Figure 8:

(A) Autophagy related protein and mRNA expression levels of selected genes in cervical cancer cells treated with Nef: HeLa and SiHa cells were treated with Nef and allowed to grow for 48 hrs, following which cells lysed in protein lysis buffer. Proteins were separated on 10–12% SDS-PAGE and transferred to nitrocellulose membrane, probed with beclin-1, atg-4, 5&12, LC-3 and P62 antibodies. Increased expression of autophagy related proteins, which indicated that Nef induced autophagy in cervical cancer cells. Images shown are the protein bands detected by chemiluminescence. (B) Quantitative data of relative protein expression levels as determined by ImageJ software. P<0.01 compared with the control group. (C) The mRNA isolated from HeLa and SiHa cells treated with Nef (25μM) was converted to cDNA using High-capacity complementary DNA (cDNA) reverse transcription kit. Quantification of the expression levels of target genes was conducted using SYBR Green method with both forward and reverse primers. All the transcript levels were normalized using β-actin expression levels.
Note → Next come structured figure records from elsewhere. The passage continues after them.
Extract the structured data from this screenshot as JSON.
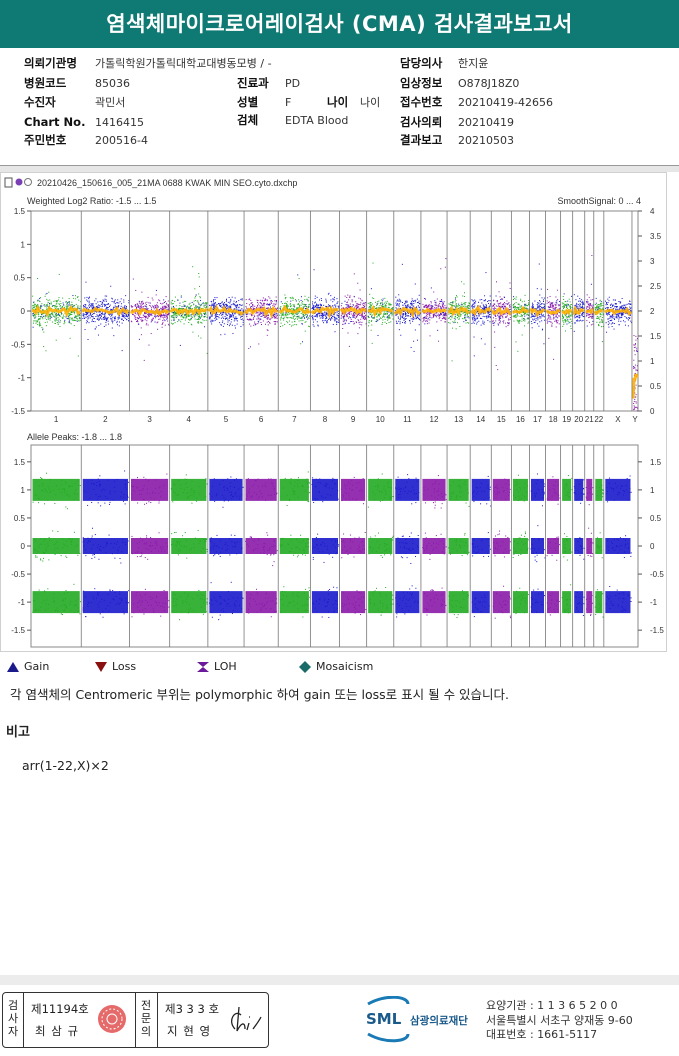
{
  "title": "염색체마이크로어레이검사 (CMA) 검사결과보고서",
  "info": {
    "institution_label": "의뢰기관명",
    "institution_value": "가톨릭학원가톨릭대학교대병동모병 / -",
    "hospital_code_label": "병원코드",
    "hospital_code_value": "85036",
    "department_label": "진료과",
    "department_value": "PD",
    "patient_label": "수진자",
    "patient_value": "곽민서",
    "sex_label": "성별",
    "sex_value": "F",
    "age_label": "나이",
    "age_value": "나이",
    "chart_label": "Chart No.",
    "chart_value": "1416415",
    "specimen_label": "검체",
    "specimen_value": "EDTA Blood",
    "id_label": "주민번호",
    "id_value": "200516-4",
    "doctor_label": "담당의사",
    "doctor_value": "한지윤",
    "clinical_label": "임상정보",
    "clinical_value": "O878J18Z0",
    "receipt_label": "접수번호",
    "receipt_value": "20210419-42656",
    "request_label": "검사의뢰",
    "request_value": "20210419",
    "report_label": "결과보고",
    "report_value": "20210503"
  },
  "plot": {
    "filename": "20210426_150616_005_21MA 0688 KWAK MIN SEO.cyto.dxchp",
    "log2_title": "Weighted Log2 Ratio: -1.5 ... 1.5",
    "smooth_title": "SmoothSignal: 0 ... 4",
    "allele_title": "Allele Peaks: -1.8 ... 1.8",
    "log2_left_ticks": [
      "1.5",
      "1",
      "0.5",
      "0",
      "-0.5",
      "-1",
      "-1.5"
    ],
    "smooth_right_ticks": [
      "4",
      "3.5",
      "3",
      "2.5",
      "2",
      "1.5",
      "1",
      "0.5",
      "0"
    ],
    "allele_left_ticks": [
      "1.5",
      "1",
      "0.5",
      "0",
      "-0.5",
      "-1",
      "-1.5"
    ],
    "allele_right_ticks": [
      "1.5",
      "1",
      "0.5",
      "0",
      "-0.5",
      "-1",
      "-1.5"
    ],
    "chromosomes": [
      "1",
      "2",
      "3",
      "4",
      "5",
      "6",
      "7",
      "8",
      "9",
      "10",
      "11",
      "12",
      "13",
      "14",
      "15",
      "16",
      "17",
      "18",
      "19",
      "20",
      "21",
      "22",
      "X",
      "Y"
    ]
  },
  "legend": {
    "gain": "Gain",
    "loss": "Loss",
    "loh": "LOH",
    "mosaicism": "Mosaicism"
  },
  "note": "각 염색체의 Centromeric 부위는 polymorphic 하여 gain 또는 loss로 표시 될 수 있습니다.",
  "remarks_label": "비고",
  "remarks_value": "arr(1-22,X)×2",
  "signature": {
    "label1": "검사자",
    "num1": "제11194호",
    "name1": "최 삼 규",
    "label2": "전문의",
    "num2": "제3 3 3 호",
    "name2": "지 현 영"
  },
  "org": {
    "logo": "SML",
    "name": "삼광의료재단",
    "line1": "요양기관 : 1 1 3 6 5 2 0 0",
    "line2": "서울특별시 서초구 양재동 9-60",
    "line3": "대표번호 : 1661-5117"
  },
  "colors": {
    "header": "#0f7a73",
    "green": "#22aa22",
    "blue": "#1a1acc",
    "purple": "#8a1aa8",
    "orange": "#ffb000"
  }
}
Real time PCR data revealed that HPV early gene (E6 and E7) levels were decreased by Nef treatment compared to untreated controls. On the other hand, Nef increased the expression levels of autophagy specific genes (LC-3, beclin-1) compared to untreated controls. β-actin served as the reference house keeping control. Data are presented as mean ± standard deviation (SD) of three independent experiments. *p < 0.01 or #p<0.01 compared with the control group.